Reconstitution of an Anti-HER2 Antibody Paratope by Grafting Dual CDR-Derived Peptides onto a Small Protein Scaffold.

Abstract

Target-binding small proteins are promising alternatives to conventional monoclonal antibodies (mAbs), offering advantages in terms of tissue penetration and manufacturing costs. Recently, a design strategy to create small proteins called fluctuation-regulated affinity proteins (FLAPs) consisting of a structurally immobilized peptide from the complementarity-determining region (CDR) loops of mAbs (CDR-derived peptide) and a protein scaffold was developed.
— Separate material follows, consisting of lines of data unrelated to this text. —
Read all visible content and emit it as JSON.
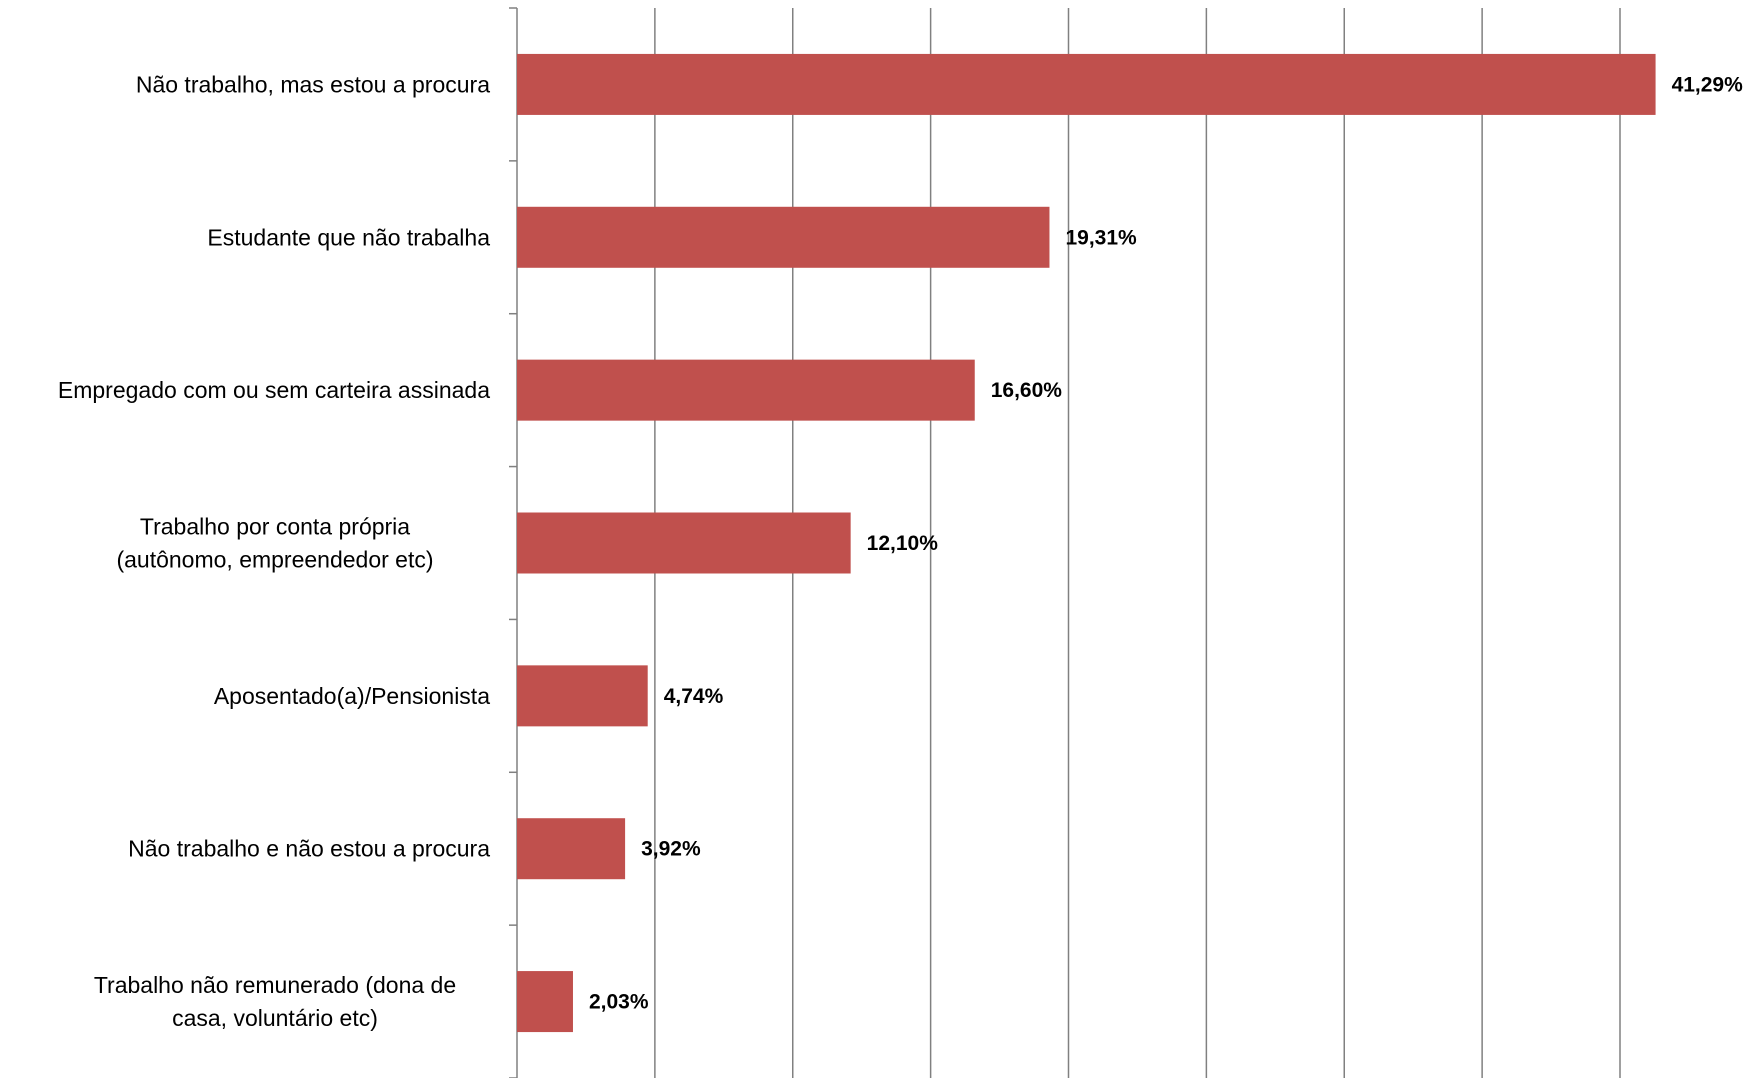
{
  "chart_data": {
    "type": "bar",
    "orientation": "horizontal",
    "categories": [
      "Não trabalho, mas estou a procura",
      "Estudante que não trabalha",
      "Empregado com ou sem carteira assinada",
      "Trabalho por conta própria (autônomo, empreendedor etc)",
      "Aposentado(a)/Pensionista",
      "Não trabalho e não estou a procura",
      "Trabalho não remunerado (dona de casa, voluntário etc)"
    ],
    "category_lines": [
      [
        "Não trabalho, mas estou a procura"
      ],
      [
        "Estudante que não trabalha"
      ],
      [
        "Empregado com ou sem carteira assinada"
      ],
      [
        "Trabalho por conta própria",
        "(autônomo, empreendedor etc)"
      ],
      [
        "Aposentado(a)/Pensionista"
      ],
      [
        "Não trabalho e não estou a procura"
      ],
      [
        "Trabalho não remunerado (dona de",
        "casa, voluntário etc)"
      ]
    ],
    "values": [
      41.29,
      19.31,
      16.6,
      12.1,
      4.74,
      3.92,
      2.03
    ],
    "value_labels": [
      "41,29%",
      "19,31%",
      "16,60%",
      "12,10%",
      "4,74%",
      "3,92%",
      "2,03%"
    ],
    "xlim": [
      0,
      45
    ],
    "grid_step": 5,
    "grid": true,
    "title": "",
    "xlabel": "",
    "ylabel": "",
    "bar_color": "#c0504d"
  }
}
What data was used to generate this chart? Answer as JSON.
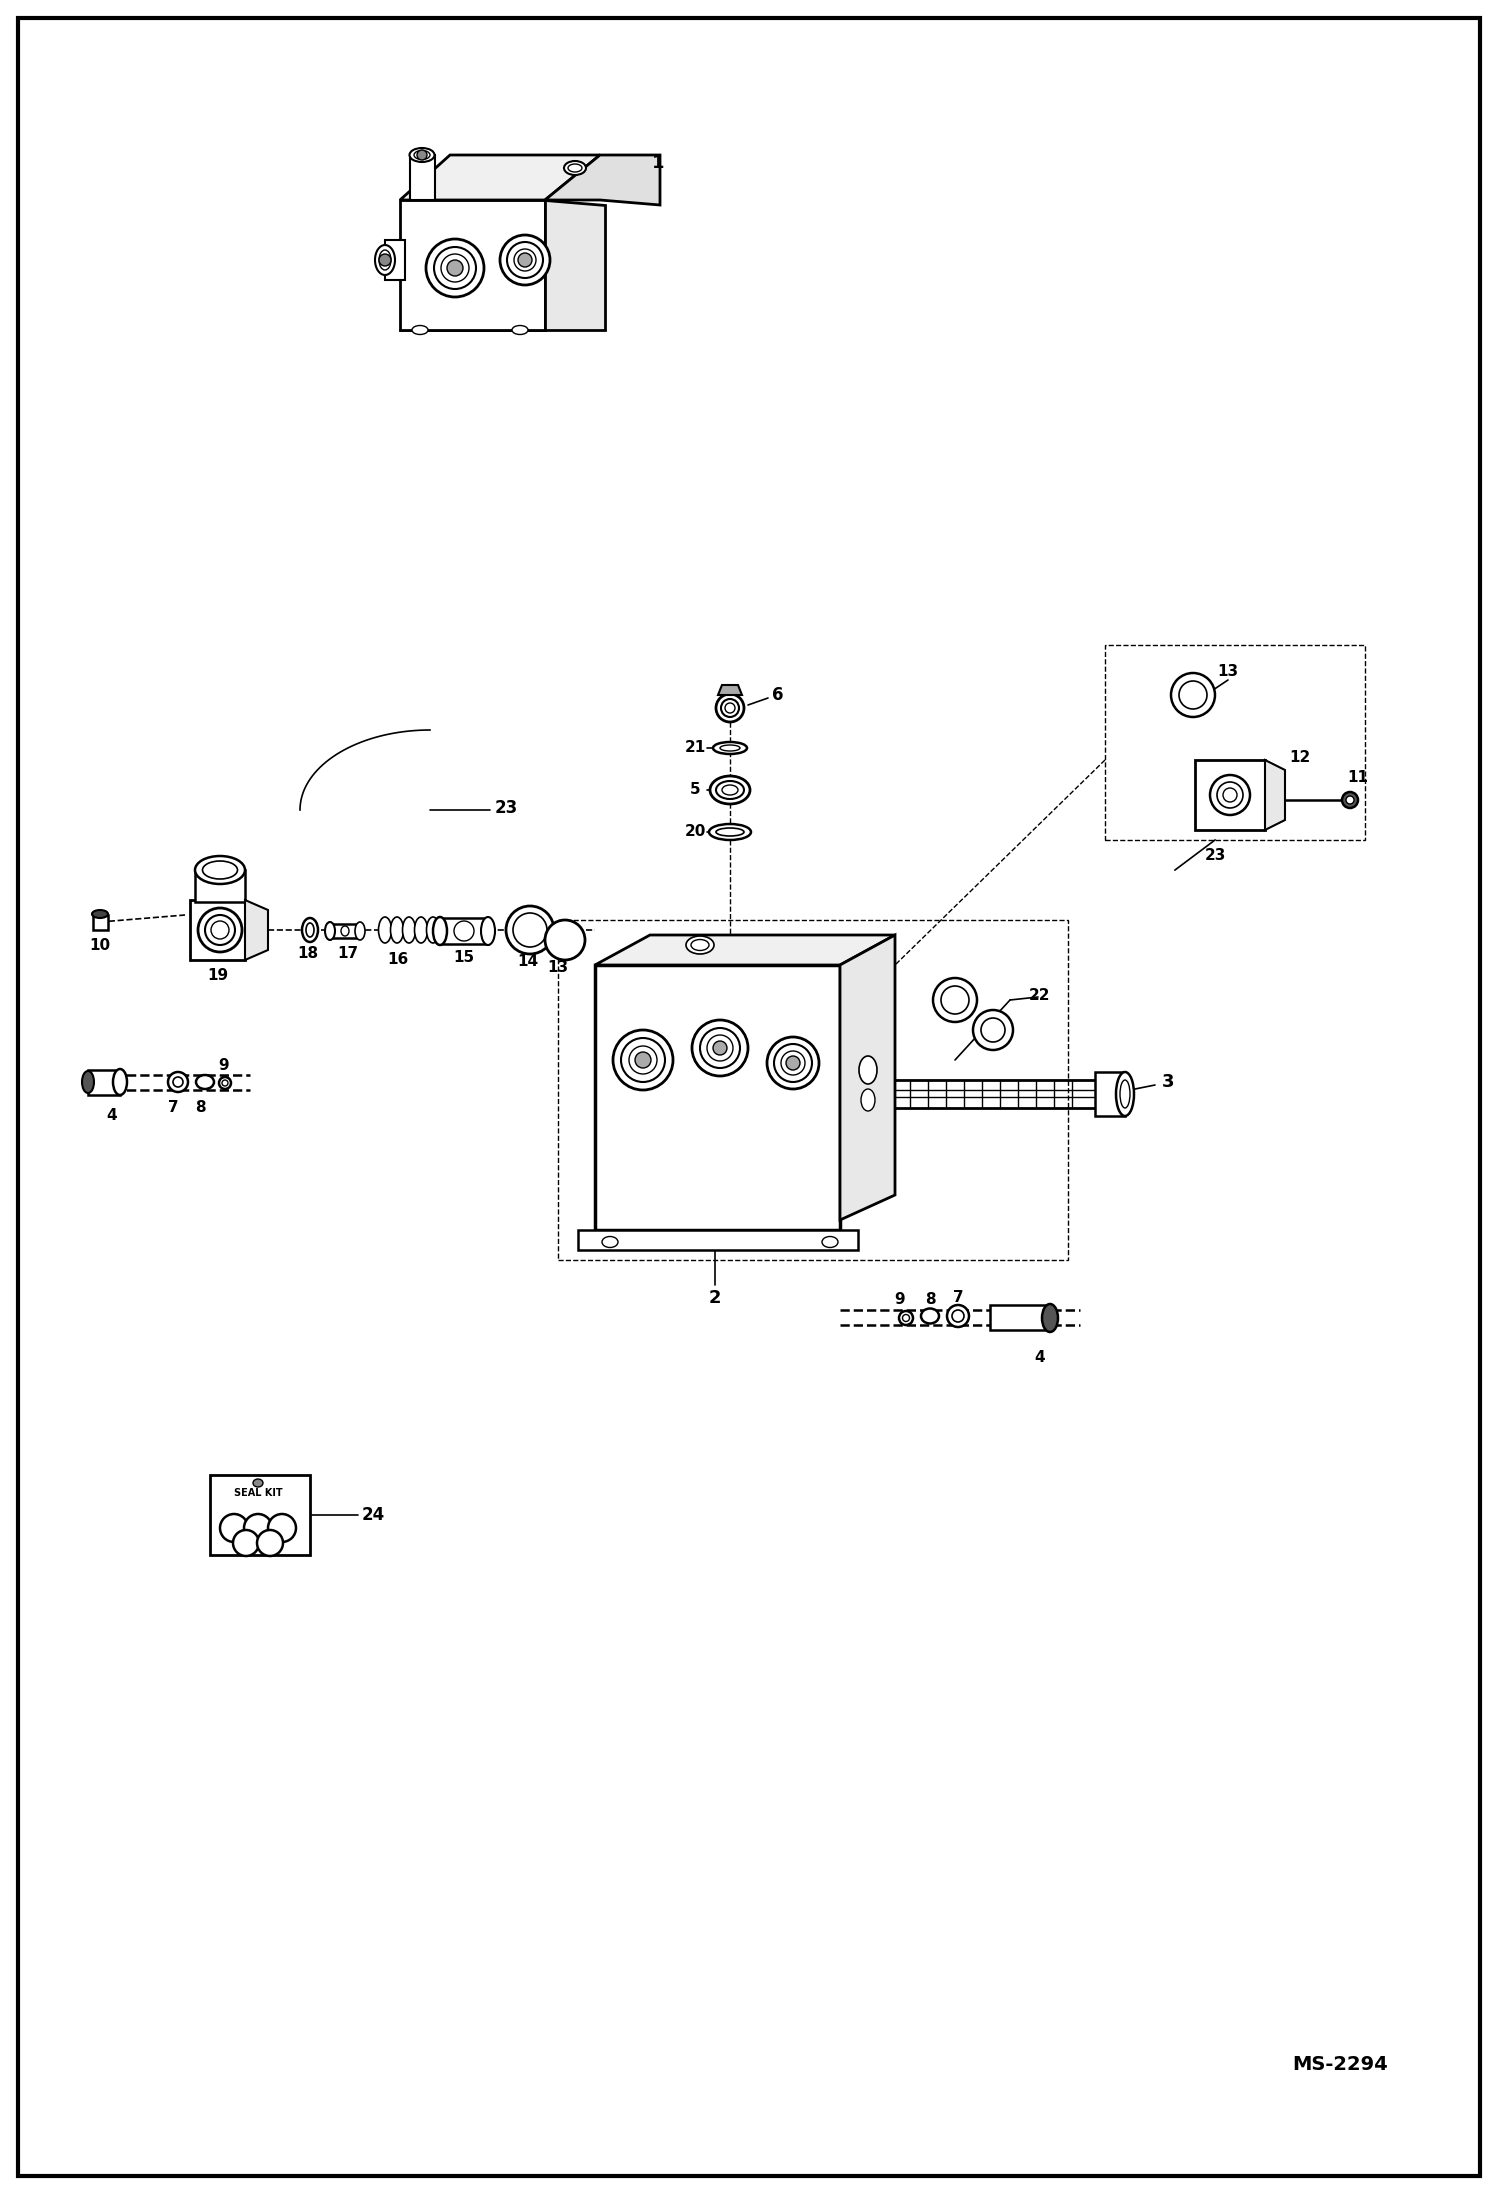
{
  "bg_color": "#ffffff",
  "lc": "#000000",
  "ms_label": "MS-2294",
  "figsize": [
    14.98,
    21.94
  ],
  "dpi": 100
}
Because mAb paratopes are usually composed of multiple CDRs, FLAPs with multiple binding peptides may have an enhanced target-binding capability. Here, a strategy to create FLAPs bearing dual CDR-derived peptides (D-FLAPs) using the anti-human epithelial growth factor receptor type 2 (HER2) mAb trastuzumab as a basis is developed. Computationally selected CDR-derived peptides are first grafted onto two adjacent loops of the fibronectin type III domain (FN3) scaffold, yielding 80 D-FLAP candidates. After computational screening based on their similarity to the parental mAb with regard to the conformation of paratope residues, two candidates are selected. After further evaluation with ELISA, one D-FLAP with HYTTPP and GDGFYA peptides from CDR-L3 and CDR-H3 of the parental mAb, respectively, is found to bind HER2 with a dissociation constant of 58nm. This method applies to various mAb drugs and allows the rational design of small protein alternatives.